Pertama, air selalu mengalir dari tempat yang tinggi ke tempat
yang rendah.
Tuhan menciptakan air agar manusia bisa mengambil pelajaran
darinya. Sifat air yang selalu mengalir ke tempat rendah analog dengan sikap
rendah hati pada manusia. Air selalu ingin berguna bagi makhluk hidup yang ada
di bawahnya. Ibarat pemimpin, air adalah pemimpin yang melayani. Jika ia berada
di posisi teratas, maka ia akan menjadi pelayan bagi orang-orang yang
membutuhkan di bawahnya. Apalagi air identik dengan sumber kehidupan. Maka
tidak salah jika sifat pertama ini dianalogikan dengan pemimpin yang melayani.
Pemimpin yang melayani adalah sumber kesejahteraan bagi masyarakat yang ia
pimpin.
Kedua, air selalu mengisi ruang-ruang yang kosong.
Manusia yang baik adalah manusia yang berusaha mengisi kekosongan
hati dari manusia lainnya. Dengan meniru sifat air, kita seharusnya bisa
menjadi penolong bagi manusia lainnya yang sedang bermasalah atau kekurangan.
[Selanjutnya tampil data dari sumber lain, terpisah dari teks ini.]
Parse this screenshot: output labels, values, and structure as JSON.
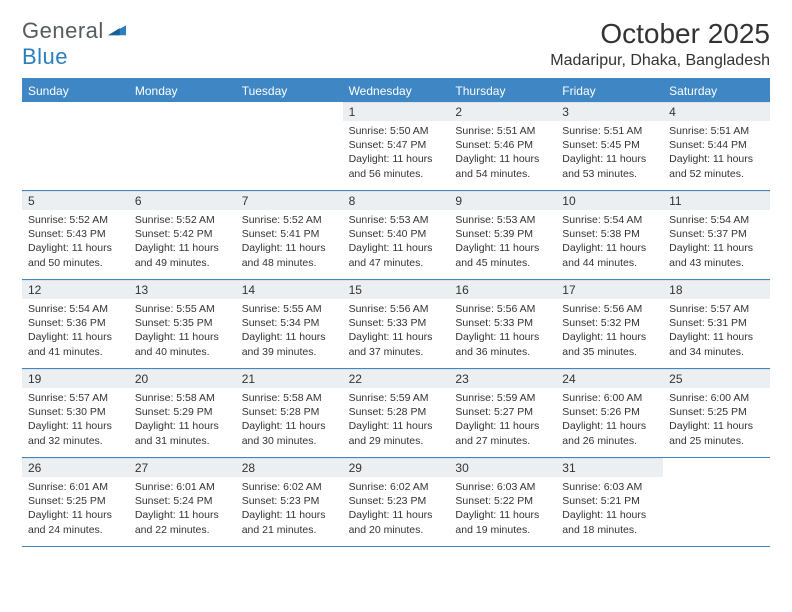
{
  "logo": {
    "general": "General",
    "blue": "Blue"
  },
  "title": "October 2025",
  "location": "Madaripur, Dhaka, Bangladesh",
  "colors": {
    "header_bg": "#3e86c4",
    "header_text": "#ffffff",
    "daynum_bg": "#eceff1",
    "border": "#3e86c4",
    "text": "#333333",
    "logo_gray": "#555b61",
    "logo_blue": "#2a7fbf",
    "page_bg": "#ffffff"
  },
  "typography": {
    "title_fontsize": 28,
    "location_fontsize": 16,
    "dayheader_fontsize": 12,
    "daynum_fontsize": 12,
    "info_fontsize": 10.5
  },
  "day_headers": [
    "Sunday",
    "Monday",
    "Tuesday",
    "Wednesday",
    "Thursday",
    "Friday",
    "Saturday"
  ],
  "weeks": [
    [
      {
        "n": "",
        "sr": "",
        "ss": "",
        "dl": ""
      },
      {
        "n": "",
        "sr": "",
        "ss": "",
        "dl": ""
      },
      {
        "n": "",
        "sr": "",
        "ss": "",
        "dl": ""
      },
      {
        "n": "1",
        "sr": "Sunrise: 5:50 AM",
        "ss": "Sunset: 5:47 PM",
        "dl": "Daylight: 11 hours and 56 minutes."
      },
      {
        "n": "2",
        "sr": "Sunrise: 5:51 AM",
        "ss": "Sunset: 5:46 PM",
        "dl": "Daylight: 11 hours and 54 minutes."
      },
      {
        "n": "3",
        "sr": "Sunrise: 5:51 AM",
        "ss": "Sunset: 5:45 PM",
        "dl": "Daylight: 11 hours and 53 minutes."
      },
      {
        "n": "4",
        "sr": "Sunrise: 5:51 AM",
        "ss": "Sunset: 5:44 PM",
        "dl": "Daylight: 11 hours and 52 minutes."
      }
    ],
    [
      {
        "n": "5",
        "sr": "Sunrise: 5:52 AM",
        "ss": "Sunset: 5:43 PM",
        "dl": "Daylight: 11 hours and 50 minutes."
      },
      {
        "n": "6",
        "sr": "Sunrise: 5:52 AM",
        "ss": "Sunset: 5:42 PM",
        "dl": "Daylight: 11 hours and 49 minutes."
      },
      {
        "n": "7",
        "sr": "Sunrise: 5:52 AM",
        "ss": "Sunset: 5:41 PM",
        "dl": "Daylight: 11 hours and 48 minutes."
      },
      {
        "n": "8",
        "sr": "Sunrise: 5:53 AM",
        "ss": "Sunset: 5:40 PM",
        "dl": "Daylight: 11 hours and 47 minutes."
      },
      {
        "n": "9",
        "sr": "Sunrise: 5:53 AM",
        "ss": "Sunset: 5:39 PM",
        "dl": "Daylight: 11 hours and 45 minutes."
      },
      {
        "n": "10",
        "sr": "Sunrise: 5:54 AM",
        "ss": "Sunset: 5:38 PM",
        "dl": "Daylight: 11 hours and 44 minutes."
      },
      {
        "n": "11",
        "sr": "Sunrise: 5:54 AM",
        "ss": "Sunset: 5:37 PM",
        "dl": "Daylight: 11 hours and 43 minutes."
      }
    ],
    [
      {
        "n": "12",
        "sr": "Sunrise: 5:54 AM",
        "ss": "Sunset: 5:36 PM",
        "dl": "Daylight: 11 hours and 41 minutes."
      },
      {
        "n": "13",
        "sr": "Sunrise: 5:55 AM",
        "ss": "Sunset: 5:35 PM",
        "dl": "Daylight: 11 hours and 40 minutes."
      },
      {
        "n": "14",
        "sr": "Sunrise: 5:55 AM",
        "ss": "Sunset: 5:34 PM",
        "dl": "Daylight: 11 hours and 39 minutes."
      },
      {
        "n": "15",
        "sr": "Sunrise: 5:56 AM",
        "ss": "Sunset: 5:33 PM",
        "dl": "Daylight: 11 hours and 37 minutes."
      },
      {
        "n": "16",
        "sr": "Sunrise: 5:56 AM",
        "ss": "Sunset: 5:33 PM",
        "dl": "Daylight: 11 hours and 36 minutes."
      },
      {
        "n": "17",
        "sr": "Sunrise: 5:56 AM",
        "ss": "Sunset: 5:32 PM",
        "dl": "Daylight: 11 hours and 35 minutes."
      },
      {
        "n": "18",
        "sr": "Sunrise: 5:57 AM",
        "ss": "Sunset: 5:31 PM",
        "dl": "Daylight: 11 hours and 34 minutes."
      }
    ],
    [
      {
        "n": "19",
        "sr": "Sunrise: 5:57 AM",
        "ss": "Sunset: 5:30 PM",
        "dl": "Daylight: 11 hours and 32 minutes."
      },
      {
        "n": "20",
        "sr": "Sunrise: 5:58 AM",
        "ss": "Sunset: 5:29 PM",
        "dl": "Daylight: 11 hours and 31 minutes."
      },
      {
        "n": "21",
        "sr": "Sunrise: 5:58 AM",
        "ss": "Sunset: 5:28 PM",
        "dl": "Daylight: 11 hours and 30 minutes."
      },
      {
        "n": "22",
        "sr": "Sunrise: 5:59 AM",
        "ss": "Sunset: 5:28 PM",
        "dl": "Daylight: 11 hours and 29 minutes."
      },
      {
        "n": "23",
        "sr": "Sunrise: 5:59 AM",
        "ss": "Sunset: 5:27 PM",
        "dl": "Daylight: 11 hours and 27 minutes."
      },
      {
        "n": "24",
        "sr": "Sunrise: 6:00 AM",
        "ss": "Sunset: 5:26 PM",
        "dl": "Daylight: 11 hours and 26 minutes."
      },
      {
        "n": "25",
        "sr": "Sunrise: 6:00 AM",
        "ss": "Sunset: 5:25 PM",
        "dl": "Daylight: 11 hours and 25 minutes."
      }
    ],
    [
      {
        "n": "26",
        "sr": "Sunrise: 6:01 AM",
        "ss": "Sunset: 5:25 PM",
        "dl": "Daylight: 11 hours and 24 minutes."
      },
      {
        "n": "27",
        "sr": "Sunrise: 6:01 AM",
        "ss": "Sunset: 5:24 PM",
        "dl": "Daylight: 11 hours and 22 minutes."
      },
      {
        "n": "28",
        "sr": "Sunrise: 6:02 AM",
        "ss": "Sunset: 5:23 PM",
        "dl": "Daylight: 11 hours and 21 minutes."
      },
      {
        "n": "29",
        "sr": "Sunrise: 6:02 AM",
        "ss": "Sunset: 5:23 PM",
        "dl": "Daylight: 11 hours and 20 minutes."
      },
      {
        "n": "30",
        "sr": "Sunrise: 6:03 AM",
        "ss": "Sunset: 5:22 PM",
        "dl": "Daylight: 11 hours and 19 minutes."
      },
      {
        "n": "31",
        "sr": "Sunrise: 6:03 AM",
        "ss": "Sunset: 5:21 PM",
        "dl": "Daylight: 11 hours and 18 minutes."
      },
      {
        "n": "",
        "sr": "",
        "ss": "",
        "dl": ""
      }
    ]
  ]
}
Tentu, jika sifat air yang kedua ini benar-benar kita teladani, kita selalu
memiliki waktu untuk melengkapi kehidupan manusia lainnya. Artinya, kita menjadi
manusia yang senang menolong dan suka berbagi. Karena sebenarnya, batin kita
terisi setelah memenuhi kekurangan dari saudara kita.
Ketiga, air selalu mengalir ke muara.
Tak peduli seberapa jauh jaraknya dari muara, air pasti akan tiba
di sana. Sebenarnya saya tidak setuju dengan orang yang menggunakan pepatah “hiduplah
mengalir seperti air” untuk menguatkan gaya hidup yang tidak punya arah
dan serampangan. Justru sebenarnya dengan kita meniru air yang mengalir, kita
seharusnya punya visi kehidupan. Hal utama yang patut diteladani dari
perjalanan air menuju muara adalah sikapnya yang konsisten. Bayangkan, ada
berapa banyak hambatan yang dilalui oleh air gunung untuk mencapai muara?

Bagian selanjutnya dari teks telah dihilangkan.